Он ожидал чего угодно, но только не выражения скорби на осунувшемся и сразу постаревшем лице Алкида — словно последние слова Эниалия были последней чашей цикуты, подносимой преступнику, осужденному на казнь.
— Мне жаль тебя. Ты безумен, как и я, — измученный и грязный юноша с неподдельным сочувствием смотрел на воина в сверкающих доспехах, и Арею на миг показалось, что забрало его шлема стало прозрачным. — Бедный мой… брат — прости, но мне нужно искать другую переправу.
— Глупец! — Арей вскочил, заставив вороных жеребцов захрапеть. — Щенок! Ты не хочешь быть моим возничим? Хорошо, ты будешь моим рабом! Ведь ты же рожден героем! Копошась в грязи, подобной той, в которую торопишься погрузиться, ты вспомнишь обо мне и о том, от чего отказался, когда я со смехом промчусь мимо! Иди, герой, живи, воюй, грызи — во славу Арея!
— Если тот, в кого вы превращали меня с детства, называется «герой» — поверь, я не хочу быть им. Если не воевать — значит, не быть героем; если не радоваться победе — значит, не быть твоим рабом, то я…
— Ах так! — Арей уже стоял на колеснице, сжимая поводья. — Ну что ж, я не стану пользоваться детским недомыслием. Стой здесь, герой, не желающий быть ни героем, ни богом! Стой здесь и смотри за реку; и если ты вдруг передумаешь — дай мне знак! Ах я дурак… не зря Семья называет вас Мусорщиками!
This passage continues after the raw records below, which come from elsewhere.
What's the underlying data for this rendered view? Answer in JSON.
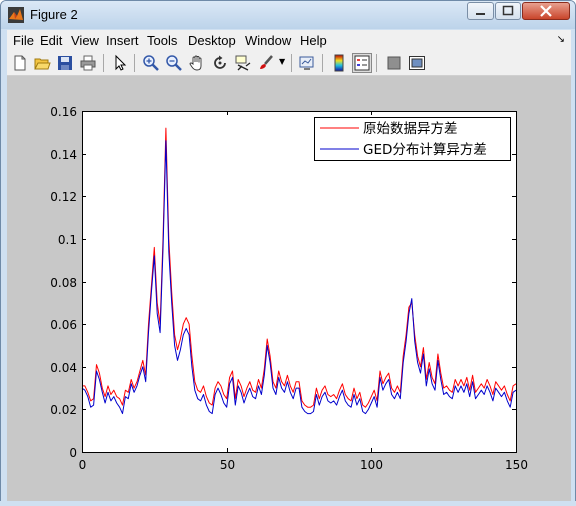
{
  "window": {
    "title": "Figure 2"
  },
  "menu": {
    "items": [
      "File",
      "Edit",
      "View",
      "Insert",
      "Tools",
      "Desktop",
      "Window",
      "Help"
    ]
  },
  "toolbar": {
    "buttons": [
      "new-figure-icon",
      "open-file-icon",
      "save-icon",
      "print-icon",
      "pointer-icon",
      "zoom-in-icon",
      "zoom-out-icon",
      "pan-hand-icon",
      "rotate-3d-icon",
      "data-cursor-icon",
      "brush-icon",
      "link-plot-icon",
      "colorbar-icon",
      "legend-icon",
      "hide-plot-tools-icon",
      "show-plot-tools-icon"
    ]
  },
  "colors": {
    "series1": "#ff0000",
    "series2": "#0000cc",
    "axes_bg": "#ffffff",
    "figure_bg": "#c8c8c8"
  },
  "chart_data": {
    "type": "line",
    "title": "",
    "xlabel": "",
    "ylabel": "",
    "xlim": [
      0,
      150
    ],
    "ylim": [
      0,
      0.16
    ],
    "xticks": [
      0,
      50,
      100,
      150
    ],
    "yticks": [
      0,
      0.02,
      0.04,
      0.06,
      0.08,
      0.1,
      0.12,
      0.14,
      0.16
    ],
    "xtick_labels": [
      "0",
      "50",
      "100",
      "150"
    ],
    "ytick_labels": [
      "0",
      "0.02",
      "0.04",
      "0.06",
      "0.08",
      "0.1",
      "0.12",
      "0.14",
      "0.16"
    ],
    "grid": false,
    "legend_position": "top-right",
    "series": [
      {
        "name": "原始数据异方差",
        "color": "#ff0000",
        "x": [
          0,
          1,
          2,
          3,
          4,
          5,
          6,
          7,
          8,
          9,
          10,
          11,
          12,
          13,
          14,
          15,
          16,
          17,
          18,
          19,
          20,
          21,
          22,
          23,
          24,
          25,
          26,
          27,
          28,
          29,
          30,
          31,
          32,
          33,
          34,
          35,
          36,
          37,
          38,
          39,
          40,
          41,
          42,
          43,
          44,
          45,
          46,
          47,
          48,
          49,
          50,
          51,
          52,
          53,
          54,
          55,
          56,
          57,
          58,
          59,
          60,
          61,
          62,
          63,
          64,
          65,
          66,
          67,
          68,
          69,
          70,
          71,
          72,
          73,
          74,
          75,
          76,
          77,
          78,
          79,
          80,
          81,
          82,
          83,
          84,
          85,
          86,
          87,
          88,
          89,
          90,
          91,
          92,
          93,
          94,
          95,
          96,
          97,
          98,
          99,
          100,
          101,
          102,
          103,
          104,
          105,
          106,
          107,
          108,
          109,
          110,
          111,
          112,
          113,
          114,
          115,
          116,
          117,
          118,
          119,
          120,
          121,
          122,
          123,
          124,
          125,
          126,
          127,
          128,
          129,
          130,
          131,
          132,
          133,
          134,
          135,
          136,
          137,
          138,
          139,
          140,
          141,
          142,
          143,
          144,
          145,
          146,
          147,
          148,
          149,
          150
        ],
        "y": [
          0.031,
          0.031,
          0.028,
          0.024,
          0.025,
          0.041,
          0.037,
          0.03,
          0.026,
          0.031,
          0.027,
          0.029,
          0.026,
          0.025,
          0.022,
          0.029,
          0.028,
          0.034,
          0.03,
          0.033,
          0.038,
          0.043,
          0.036,
          0.06,
          0.078,
          0.096,
          0.07,
          0.06,
          0.1,
          0.152,
          0.1,
          0.075,
          0.055,
          0.048,
          0.053,
          0.06,
          0.063,
          0.06,
          0.045,
          0.033,
          0.029,
          0.028,
          0.031,
          0.026,
          0.023,
          0.022,
          0.03,
          0.033,
          0.031,
          0.027,
          0.025,
          0.035,
          0.038,
          0.025,
          0.034,
          0.031,
          0.026,
          0.03,
          0.033,
          0.029,
          0.028,
          0.034,
          0.03,
          0.039,
          0.053,
          0.045,
          0.033,
          0.03,
          0.038,
          0.033,
          0.031,
          0.036,
          0.031,
          0.028,
          0.033,
          0.033,
          0.024,
          0.022,
          0.021,
          0.021,
          0.022,
          0.03,
          0.025,
          0.029,
          0.031,
          0.027,
          0.026,
          0.027,
          0.025,
          0.029,
          0.032,
          0.027,
          0.025,
          0.024,
          0.03,
          0.025,
          0.028,
          0.022,
          0.021,
          0.023,
          0.026,
          0.029,
          0.024,
          0.038,
          0.032,
          0.035,
          0.037,
          0.03,
          0.028,
          0.031,
          0.028,
          0.045,
          0.055,
          0.068,
          0.07,
          0.055,
          0.045,
          0.04,
          0.049,
          0.034,
          0.042,
          0.035,
          0.032,
          0.046,
          0.037,
          0.03,
          0.031,
          0.029,
          0.028,
          0.034,
          0.031,
          0.034,
          0.031,
          0.035,
          0.029,
          0.036,
          0.028,
          0.03,
          0.032,
          0.03,
          0.034,
          0.031,
          0.027,
          0.033,
          0.031,
          0.029,
          0.031,
          0.027,
          0.024,
          0.031,
          0.032
        ]
      },
      {
        "name": "GED分布计算异方差",
        "color": "#0000cc",
        "x": [
          0,
          1,
          2,
          3,
          4,
          5,
          6,
          7,
          8,
          9,
          10,
          11,
          12,
          13,
          14,
          15,
          16,
          17,
          18,
          19,
          20,
          21,
          22,
          23,
          24,
          25,
          26,
          27,
          28,
          29,
          30,
          31,
          32,
          33,
          34,
          35,
          36,
          37,
          38,
          39,
          40,
          41,
          42,
          43,
          44,
          45,
          46,
          47,
          48,
          49,
          50,
          51,
          52,
          53,
          54,
          55,
          56,
          57,
          58,
          59,
          60,
          61,
          62,
          63,
          64,
          65,
          66,
          67,
          68,
          69,
          70,
          71,
          72,
          73,
          74,
          75,
          76,
          77,
          78,
          79,
          80,
          81,
          82,
          83,
          84,
          85,
          86,
          87,
          88,
          89,
          90,
          91,
          92,
          93,
          94,
          95,
          96,
          97,
          98,
          99,
          100,
          101,
          102,
          103,
          104,
          105,
          106,
          107,
          108,
          109,
          110,
          111,
          112,
          113,
          114,
          115,
          116,
          117,
          118,
          119,
          120,
          121,
          122,
          123,
          124,
          125,
          126,
          127,
          128,
          129,
          130,
          131,
          132,
          133,
          134,
          135,
          136,
          137,
          138,
          139,
          140,
          141,
          142,
          143,
          144,
          145,
          146,
          147,
          148,
          149,
          150
        ],
        "y": [
          0.03,
          0.029,
          0.026,
          0.021,
          0.022,
          0.038,
          0.034,
          0.028,
          0.023,
          0.028,
          0.024,
          0.026,
          0.023,
          0.021,
          0.018,
          0.026,
          0.025,
          0.032,
          0.028,
          0.031,
          0.036,
          0.04,
          0.033,
          0.056,
          0.075,
          0.092,
          0.065,
          0.056,
          0.095,
          0.146,
          0.094,
          0.07,
          0.05,
          0.043,
          0.048,
          0.055,
          0.058,
          0.055,
          0.04,
          0.029,
          0.025,
          0.024,
          0.027,
          0.022,
          0.019,
          0.018,
          0.027,
          0.03,
          0.027,
          0.023,
          0.021,
          0.032,
          0.035,
          0.022,
          0.031,
          0.028,
          0.023,
          0.027,
          0.03,
          0.026,
          0.025,
          0.031,
          0.027,
          0.036,
          0.05,
          0.042,
          0.03,
          0.027,
          0.035,
          0.03,
          0.028,
          0.033,
          0.028,
          0.025,
          0.03,
          0.03,
          0.021,
          0.019,
          0.018,
          0.018,
          0.019,
          0.027,
          0.022,
          0.026,
          0.028,
          0.024,
          0.023,
          0.024,
          0.022,
          0.026,
          0.029,
          0.024,
          0.022,
          0.021,
          0.027,
          0.022,
          0.025,
          0.019,
          0.018,
          0.02,
          0.023,
          0.026,
          0.021,
          0.035,
          0.029,
          0.032,
          0.034,
          0.027,
          0.025,
          0.028,
          0.025,
          0.042,
          0.052,
          0.065,
          0.072,
          0.052,
          0.042,
          0.037,
          0.046,
          0.031,
          0.039,
          0.032,
          0.029,
          0.043,
          0.034,
          0.027,
          0.028,
          0.026,
          0.025,
          0.031,
          0.028,
          0.031,
          0.028,
          0.032,
          0.026,
          0.033,
          0.025,
          0.027,
          0.029,
          0.027,
          0.031,
          0.028,
          0.024,
          0.03,
          0.028,
          0.026,
          0.028,
          0.024,
          0.021,
          0.028,
          0.029
        ]
      }
    ]
  }
}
Смотри и думай!
Внезапно усилившийся ветер перешерстил гриву Ареева шлема, и бог погнал колесницу через Кефис, туда, где в болоте копошились его жрецы и жертвы.
Алкид смотрел ему вслед, не замечая бегущего к брату Ификла, так и не сумевшего обнаружить на том берегу хоть кого-нибудь из фиванских обозников.
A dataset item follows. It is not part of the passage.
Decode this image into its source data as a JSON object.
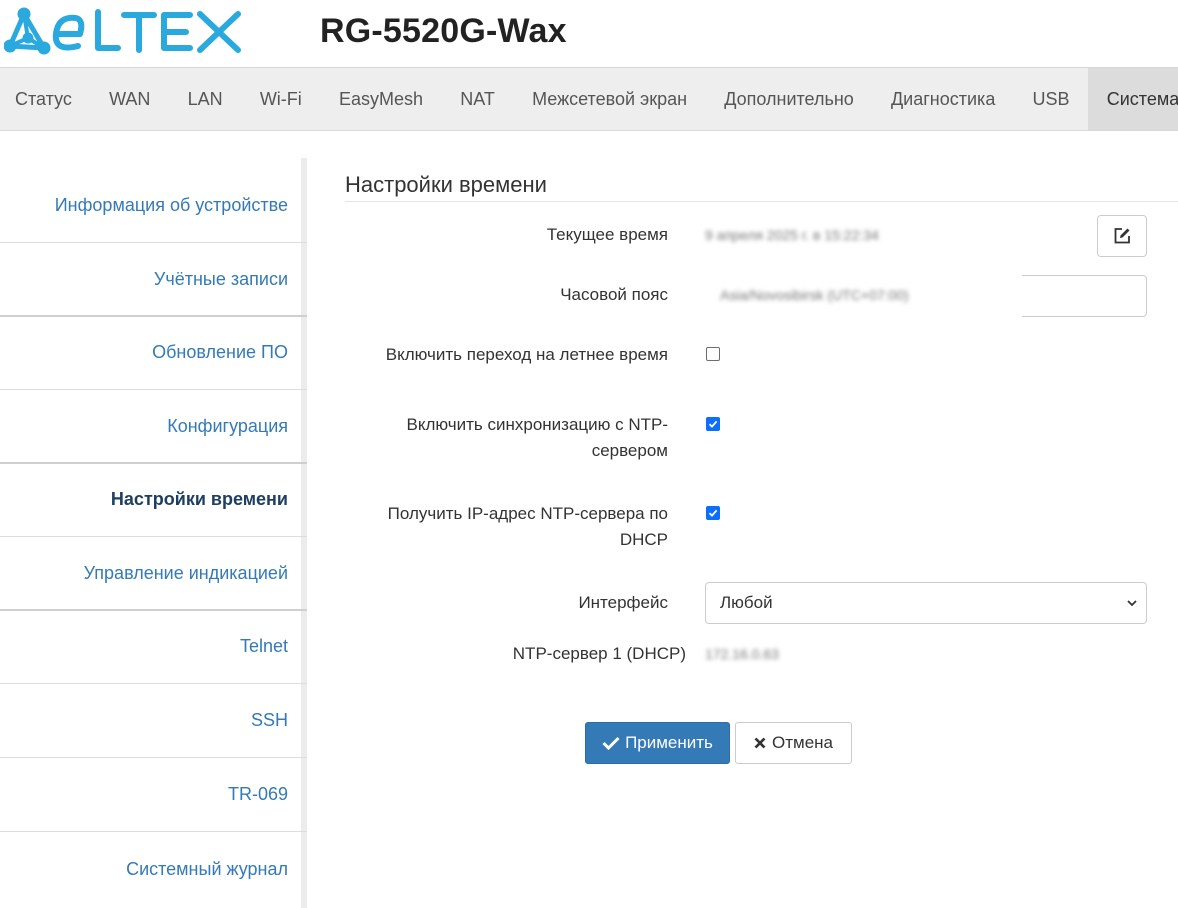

— Мусорщик? — в горле словно застряла глиняная корка, и все не удавалось заставить дрожащие руки забыть о валунах, бревнах и хлюпающей грязи. — Ну что ж, это правда…
9
Сил у Амфитриона не оставалось — только опыт и годы, враждующие между собой; и хотел бы он знать, что в конце концов перевесит. Отдавать приказы было некогда и некому, все резервы, включая самого лавагета, утонули в рычащей мешанине боя, и можно было делать лишь одно — тупо отражать и наносить удары, доверившись телу и стараясь не думать. Чтобы выжить. Чтобы не упасть в вязкую трясину, подняться из которой уже не будет суждено. Чтобы отправить по протоптанной дороге в Эреб еще одного орхоменца. Вот этого. И вот этого. И еще вон того, с разорванным ртом. И еще…
Амфитрион втиснулся в узкое пространство между двумя столкнувшимися колесницами, наглухо перекрылся щитом и лишь изредка коротко и зло бил зажатым в правой руке копьем, чутьем старого воина ловя единственно возможный миг для змеиного укуса листовидного жала.
Когда вокруг становилось посвободнее, он успевал выудить из грязи несколько дротиков — и некоторое время не подпускал к себе минийцев, но дротики скоро кончались, и все начиналось снова.
— Эргин! — раскатилось совсем рядом. — Эр-гин! Эр-гин!
И несколько десятков глоток подхватили этот клич.
Ближайший орхоменец обернулся — и Амфитрион немедленно всадил копье в открывшийся бок.
— Эр-гин! Вперед, Орхомен!
Одни трупы громоздились перед лавагетом, и он рискнул выглянуть из своего укрытия.
— Эр-гин! Эр-гин!..
По болоту неслась колесница. Этого не могло быть, но это было. Золоченая, запряженная вороной парой, она попирала трясину, словно под колесами лежала укатанная дорога, и брызги грязи не приставали к сияющей обшивке.